Introduction

 

The Four Zoas, William Blake's palimpsest manuscript, presents unusual exegetical problems and its formal literary structure remains an unsolved critical difficulty (for example, it has two Night's the Seventh). This study provides virtually a line by line textual analysis and critical commentary that traces the poem's mythology and plot. This methodology helps reveal Blake's conscious craftsmanship and thereby relate the poem's parts to the work as a whole.

Structurally, an important first hypothesis here is that the poem is divided into three major patterns of action that follow in linear narrative.
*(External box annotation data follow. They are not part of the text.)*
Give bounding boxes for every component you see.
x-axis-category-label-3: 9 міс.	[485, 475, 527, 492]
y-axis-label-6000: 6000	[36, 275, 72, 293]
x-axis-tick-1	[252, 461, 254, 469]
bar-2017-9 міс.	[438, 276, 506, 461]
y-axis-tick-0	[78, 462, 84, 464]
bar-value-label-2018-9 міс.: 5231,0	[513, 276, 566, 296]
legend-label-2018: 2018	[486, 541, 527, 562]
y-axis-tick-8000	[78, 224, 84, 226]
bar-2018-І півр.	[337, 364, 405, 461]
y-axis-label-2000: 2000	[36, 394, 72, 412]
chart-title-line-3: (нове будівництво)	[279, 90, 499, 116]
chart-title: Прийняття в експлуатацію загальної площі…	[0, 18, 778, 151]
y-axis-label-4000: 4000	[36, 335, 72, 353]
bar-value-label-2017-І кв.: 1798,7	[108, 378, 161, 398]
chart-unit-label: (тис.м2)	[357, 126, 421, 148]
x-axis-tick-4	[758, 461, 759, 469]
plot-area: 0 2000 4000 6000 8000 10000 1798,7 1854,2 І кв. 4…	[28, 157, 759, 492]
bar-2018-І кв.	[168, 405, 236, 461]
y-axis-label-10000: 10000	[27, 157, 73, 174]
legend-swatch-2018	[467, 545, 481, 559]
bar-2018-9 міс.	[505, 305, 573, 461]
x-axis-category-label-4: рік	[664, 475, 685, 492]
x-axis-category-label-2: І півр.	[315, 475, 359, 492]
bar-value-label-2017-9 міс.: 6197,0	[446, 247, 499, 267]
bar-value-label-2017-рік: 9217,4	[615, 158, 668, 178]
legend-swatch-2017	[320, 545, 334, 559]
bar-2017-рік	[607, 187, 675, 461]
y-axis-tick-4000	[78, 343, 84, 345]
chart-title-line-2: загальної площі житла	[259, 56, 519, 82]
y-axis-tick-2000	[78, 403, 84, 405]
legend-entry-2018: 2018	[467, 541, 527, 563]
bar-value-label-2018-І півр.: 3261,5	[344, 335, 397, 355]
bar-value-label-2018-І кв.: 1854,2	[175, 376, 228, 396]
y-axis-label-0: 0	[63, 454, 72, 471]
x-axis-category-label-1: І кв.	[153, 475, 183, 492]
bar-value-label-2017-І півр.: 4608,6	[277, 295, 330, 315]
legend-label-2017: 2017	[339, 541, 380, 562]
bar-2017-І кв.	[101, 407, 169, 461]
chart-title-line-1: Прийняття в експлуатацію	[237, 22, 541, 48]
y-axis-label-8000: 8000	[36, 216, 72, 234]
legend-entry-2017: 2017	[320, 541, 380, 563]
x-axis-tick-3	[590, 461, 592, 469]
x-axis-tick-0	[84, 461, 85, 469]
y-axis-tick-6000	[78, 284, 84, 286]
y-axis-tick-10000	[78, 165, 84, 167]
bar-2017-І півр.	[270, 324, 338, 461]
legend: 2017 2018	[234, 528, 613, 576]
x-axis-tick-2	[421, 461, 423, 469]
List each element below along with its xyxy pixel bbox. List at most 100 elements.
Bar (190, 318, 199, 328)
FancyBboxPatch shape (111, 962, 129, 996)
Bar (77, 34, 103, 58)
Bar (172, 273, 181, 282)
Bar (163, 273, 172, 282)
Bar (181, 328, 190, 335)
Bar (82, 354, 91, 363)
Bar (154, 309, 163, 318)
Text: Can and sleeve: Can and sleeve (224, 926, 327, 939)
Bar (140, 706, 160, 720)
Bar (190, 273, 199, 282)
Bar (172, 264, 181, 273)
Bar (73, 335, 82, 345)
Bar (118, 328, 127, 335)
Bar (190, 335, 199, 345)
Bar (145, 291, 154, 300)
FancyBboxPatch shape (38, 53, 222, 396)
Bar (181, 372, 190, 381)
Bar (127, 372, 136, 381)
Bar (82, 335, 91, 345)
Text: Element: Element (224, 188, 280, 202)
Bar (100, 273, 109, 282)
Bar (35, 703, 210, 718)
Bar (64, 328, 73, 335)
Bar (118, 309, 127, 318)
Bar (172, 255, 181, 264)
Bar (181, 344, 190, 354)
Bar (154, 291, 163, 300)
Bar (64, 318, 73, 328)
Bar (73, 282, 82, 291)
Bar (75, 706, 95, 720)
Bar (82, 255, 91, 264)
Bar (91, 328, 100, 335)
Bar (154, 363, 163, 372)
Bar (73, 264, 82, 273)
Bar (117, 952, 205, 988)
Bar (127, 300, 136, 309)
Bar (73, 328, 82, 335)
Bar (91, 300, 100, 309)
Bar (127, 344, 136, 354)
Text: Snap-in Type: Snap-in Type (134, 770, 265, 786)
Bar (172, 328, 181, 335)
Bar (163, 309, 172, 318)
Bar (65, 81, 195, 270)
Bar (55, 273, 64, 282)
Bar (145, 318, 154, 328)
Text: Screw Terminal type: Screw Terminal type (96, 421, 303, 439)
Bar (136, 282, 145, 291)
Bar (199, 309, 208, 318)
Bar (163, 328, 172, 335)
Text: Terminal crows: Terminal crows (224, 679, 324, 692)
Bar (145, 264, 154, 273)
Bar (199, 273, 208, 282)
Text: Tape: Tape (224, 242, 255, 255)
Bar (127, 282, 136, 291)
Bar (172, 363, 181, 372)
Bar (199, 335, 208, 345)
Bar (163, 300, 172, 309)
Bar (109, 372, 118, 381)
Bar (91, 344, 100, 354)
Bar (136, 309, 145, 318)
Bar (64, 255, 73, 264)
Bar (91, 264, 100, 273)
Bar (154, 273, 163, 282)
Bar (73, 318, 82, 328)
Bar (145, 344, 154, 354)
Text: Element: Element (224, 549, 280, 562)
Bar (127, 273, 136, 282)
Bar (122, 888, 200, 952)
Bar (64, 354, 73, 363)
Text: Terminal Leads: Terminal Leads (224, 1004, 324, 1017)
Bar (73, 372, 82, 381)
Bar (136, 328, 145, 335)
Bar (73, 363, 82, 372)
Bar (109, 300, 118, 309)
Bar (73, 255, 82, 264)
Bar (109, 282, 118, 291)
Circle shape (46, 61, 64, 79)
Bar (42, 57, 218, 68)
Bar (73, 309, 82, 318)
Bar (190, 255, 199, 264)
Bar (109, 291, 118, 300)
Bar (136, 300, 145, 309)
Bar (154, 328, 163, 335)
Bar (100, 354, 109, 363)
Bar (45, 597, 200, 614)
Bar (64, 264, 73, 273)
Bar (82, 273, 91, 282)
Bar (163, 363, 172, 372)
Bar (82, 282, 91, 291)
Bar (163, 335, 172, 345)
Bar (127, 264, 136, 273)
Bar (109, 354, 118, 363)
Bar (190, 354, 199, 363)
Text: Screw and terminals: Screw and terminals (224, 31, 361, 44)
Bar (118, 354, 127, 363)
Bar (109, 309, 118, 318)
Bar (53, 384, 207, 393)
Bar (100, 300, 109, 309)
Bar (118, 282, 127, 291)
Flanked by the protological Eden and the eschatological Eden, the three major patterns are divided by two acts of Divine intervention; namely, the creation and the Christ. Albion falls from the protological Eden into a first universe of Pythagorean form and harmony. His single consciousness thereby separates into eight component energies who establish the poem's cosmology in a philosophically rational sequence; namely, being and generation (Tharmas and Enion), time and space (Los and Enitharmon), motion and attraction (Luvah and Vala), and order (Urizen and Ahania).

The Pythagorean principles of order are not adequate to restore Albion to unity and his inner universe collapses a second time; this time into chaos, into the natural universe. In a complex analogy to the Timeaus and Genesis, the eight energies are bound to serial time and sorrow in seven successive days, the seventh of which is the nadir of Albion's fall. On the seventh day there is an act of Divine intervention which is the creation and commences this the second, or natural universe.